One thing that the author may want to consider in a revised version is the role of tissue anatomy in the circulation and recirculation of lymphocytes in tissues. Much of the ingress of lymphocytes into tissues has been studied from the capillary side. However, in tissues, lymphocytes are concentrated in the lymphatics, not in the capillary end of blood circulation. When taken into consideration, this factor appears essential for the priming in lymph nodes. In other words, what requires further study is the concentration of lymphocytes in tissue lymphatics and the demonstration that molecules such as TNF family members participate in the first phase of priming.

Minor comments: the description of the various T cell subsets (twice) is distracting from the important question - it should be simplified or simply referenced.

I have read this submission. I believe that I have an appropriate level of expertise to confirm that it is of an acceptable scientific standard, however I have significant reservations, as outlined above.

This opinion piece by Ley is interesting and well-timed. Thus, the topic of peripheral T cell activation and differentiation is well-trodden ground at this point, but discussions of these events often stop at the border of the lymph node, where priming occurs. Here, Ley discusses the accumulating evidence that activated T cells require additional signals after their arrival in peripheral non-lymphoid tissues, in order to become fully differentiated. This is a topic that has received much less attention, and warrants further attention from T cell biologists.

I have three major suggestions for revision of the piece as it stands now:

The author dedicates approximately one-third of the article at the beginning to reviewing various aspects of T cell priming in lymph nodes. In my opinion, this runs the risk of losing the reader’s interest, before reaching the more interesting discussion of the “second touch” hypothesis. I would suggest significantly trimming this part of the article, since it has been so thoroughly reviewed elsewhere. In addition, the author could circle back to this after the more novel discussions of peripheral differentiation.

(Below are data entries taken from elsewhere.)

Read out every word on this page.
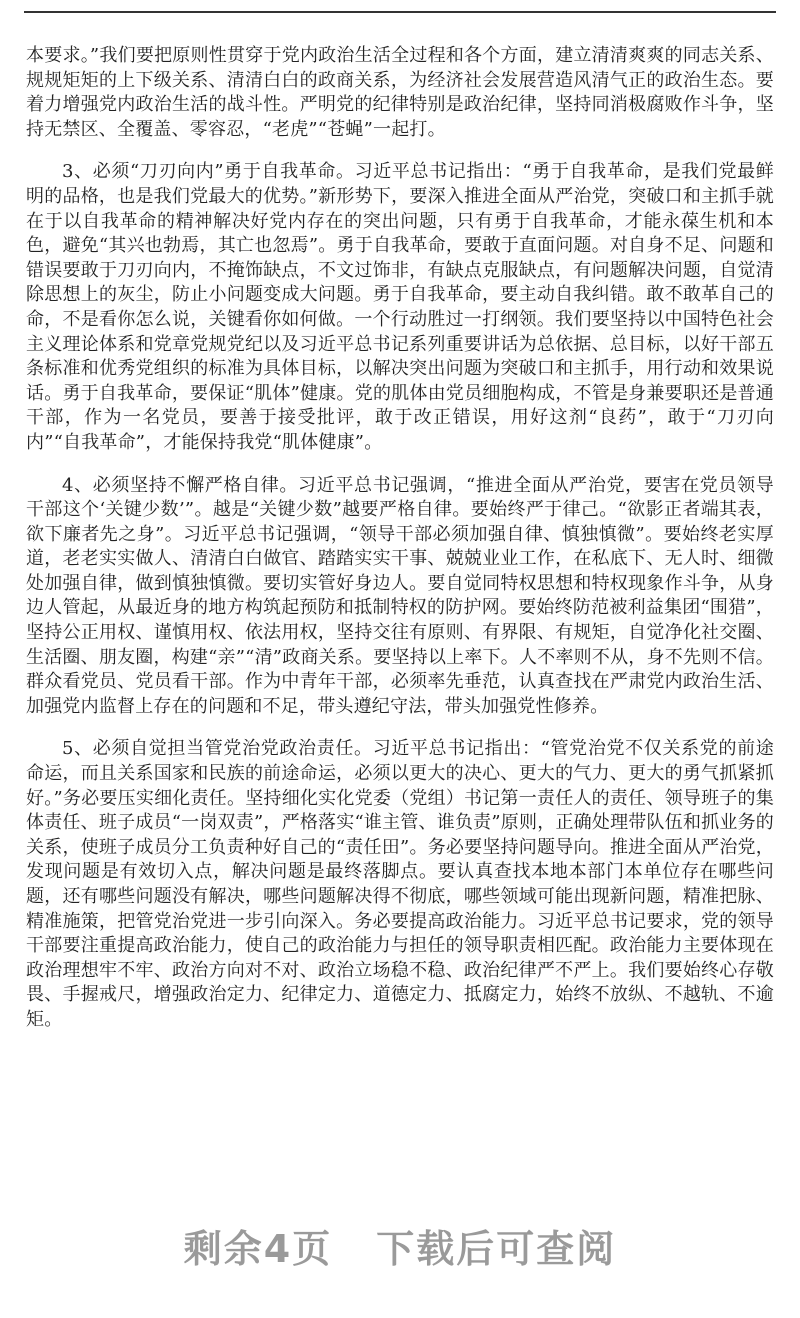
本要求。”我们要把原则性贯穿于党内政治生活全过程和各个方面，建立清清爽爽的同志关系、规规矩矩的上下级关系、清清白白的政商关系，为经济社会发展营造风清气正的政治生态。要着力增强党内政治生活的战斗性。严明党的纪律特别是政治纪律，坚持同消极腐败作斗争，坚持无禁区、全覆盖、零容忍，“老虎”“苍蝇”一起打。

3、必须“刀刃向内”勇于自我革命。习近平总书记指出：“勇于自我革命，是我们党最鲜明的品格，也是我们党最大的优势。”新形势下，要深入推进全面从严治党，突破口和主抓手就在于以自我革命的精神解决好党内存在的突出问题，只有勇于自我革命，才能永葆生机和本色，避免“其兴也勃焉，其亡也忽焉”。勇于自我革命，要敢于直面问题。对自身不足、问题和错误要敢于刀刃向内，不掩饰缺点，不文过饰非，有缺点克服缺点，有问题解决问题，自觉清除思想上的灰尘，防止小问题变成大问题。勇于自我革命，要主动自我纠错。敢不敢革自己的命，不是看你怎么说，关键看你如何做。一个行动胜过一打纲领。我们要坚持以中国特色社会主义理论体系和党章党规党纪以及习近平总书记系列重要讲话为总依据、总目标，以好干部五条标准和优秀党组织的标准为具体目标，以解决突出问题为突破口和主抓手，用行动和效果说话。勇于自我革命，要保证“肌体”健康。党的肌体由党员细胞构成，不管是身兼要职还是普通干部，作为一名党员，要善于接受批评，敢于改正错误，用好这剂“良药”，敢于“刀刃向内”“自我革命”，才能保持我党“肌体健康”。

4、必须坚持不懈严格自律。习近平总书记强调，“推进全面从严治党，要害在党员领导干部这个‘关键少数’”。越是“关键少数”越要严格自律。要始终严于律己。“欲影正者端其表，欲下廉者先之身”。习近平总书记强调，“领导干部必须加强自律、慎独慎微”。要始终老实厚道，老老实实做人、清清白白做官、踏踏实实干事、兢兢业业工作，在私底下、无人时、细微处加强自律，做到慎独慎微。要切实管好身边人。要自觉同特权思想和特权现象作斗争，从身边人管起，从最近身的地方构筑起预防和抵制特权的防护网。要始终防范被利益集团“围猎”，坚持公正用权、谨慎用权、依法用权，坚持交往有原则、有界限、有规矩，自觉净化社交圈、生活圈、朋友圈，构建“亲”“清”政商关系。要坚持以上率下。人不率则不从，身不先则不信。群众看党员、党员看干部。作为中青年干部，必须率先垂范，认真查找在严肃党内政治生活、加强党内监督上存在的问题和不足，带头遵纪守法，带头加强党性修养。

5、必须自觉担当管党治党政治责任。习近平总书记指出：“管党治党不仅关系党的前途命运，而且关系国家和民族的前途命运，必须以更大的决心、更大的气力、更大的勇气抓紧抓好。”务必要压实细化责任。坚持细化实化党委（党组）书记第一责任人的责任、领导班子的集体责任、班子成员“一岗双责”，严格落实“谁主管、谁负责”原则，正确处理带队伍和抓业务的关系，使班子成员分工负责种好自己的“责任田”。务必要坚持问题导向。推进全面从严治党，发现问题是有效切入点，解决问题是最终落脚点。要认真查找本地本部门本单位存在哪些问题，还有哪些问题没有解决，哪些问题解决得不彻底，哪些领域可能出现新问题，精准把脉、精准施策，把管党治党进一步引向深入。务必要提高政治能力。习近平总书记要求，党的领导干部要注重提高政治能力，使自己的政治能力与担任的领导职责相匹配。政治能力主要体现在政治理想牢不牢、政治方向对不对、政治立场稳不稳、政治纪律严不严上。我们要始终心存敬畏、手握戒尺，增强政治定力、纪律定力、道德定力、抵腐定力，始终不放纵、不越轨、不逾矩。

剩余4页 下载后可查阅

It would also be helpful to hear more about previous studies on TNF/TNFr family members and T cell differentiation, in the last section of the article (there should be more space if the first part is shortened, as suggested above).

Finally, I found the Table listing TNF/TNFr family members somewhat confusing. Does the heading “T cell” at the top refer to “ constitutive expression on T cells”?  The headings should be clarified or perhaps additional columns could be used for listing expression patterns.

Other, more minor, comments:

Page 6, second column – CD28 is misspelled as “C28”.

A few sentences could use additional editing to make them easier to read (e.g. page 6, first column has two such sentences).

I have read this submission. I believe that I have an appropriate level of expertise to confirm that it is of an acceptable scientific standard, however I have significant reservations, as outlined above.

This opinion articles provides a hypothesis that T cells are only weakly activated in lymphoid organs but required a "second touch" in inflamed tissues to stabilize their differentiation program into different T effector cell subsets.

The article is well written but would benefit from removing redundant information regarding the different T cell subsets and M1/M2 macrophages which are given at several places in the manuscript. Further, most published data indicate that M1/M2 macrophages are induced by Th1/Th2 cells rather than M1/M2 polarization being regulated by Th1/Th2 cells. The notion that basophils induce Th2 cells should be removed as recent reports do not support this finding.

I have read this submission. I believe that I have an appropriate level of expertise to confirm that it is of an acceptable scientific standard, however I have significant reservations, as outlined above.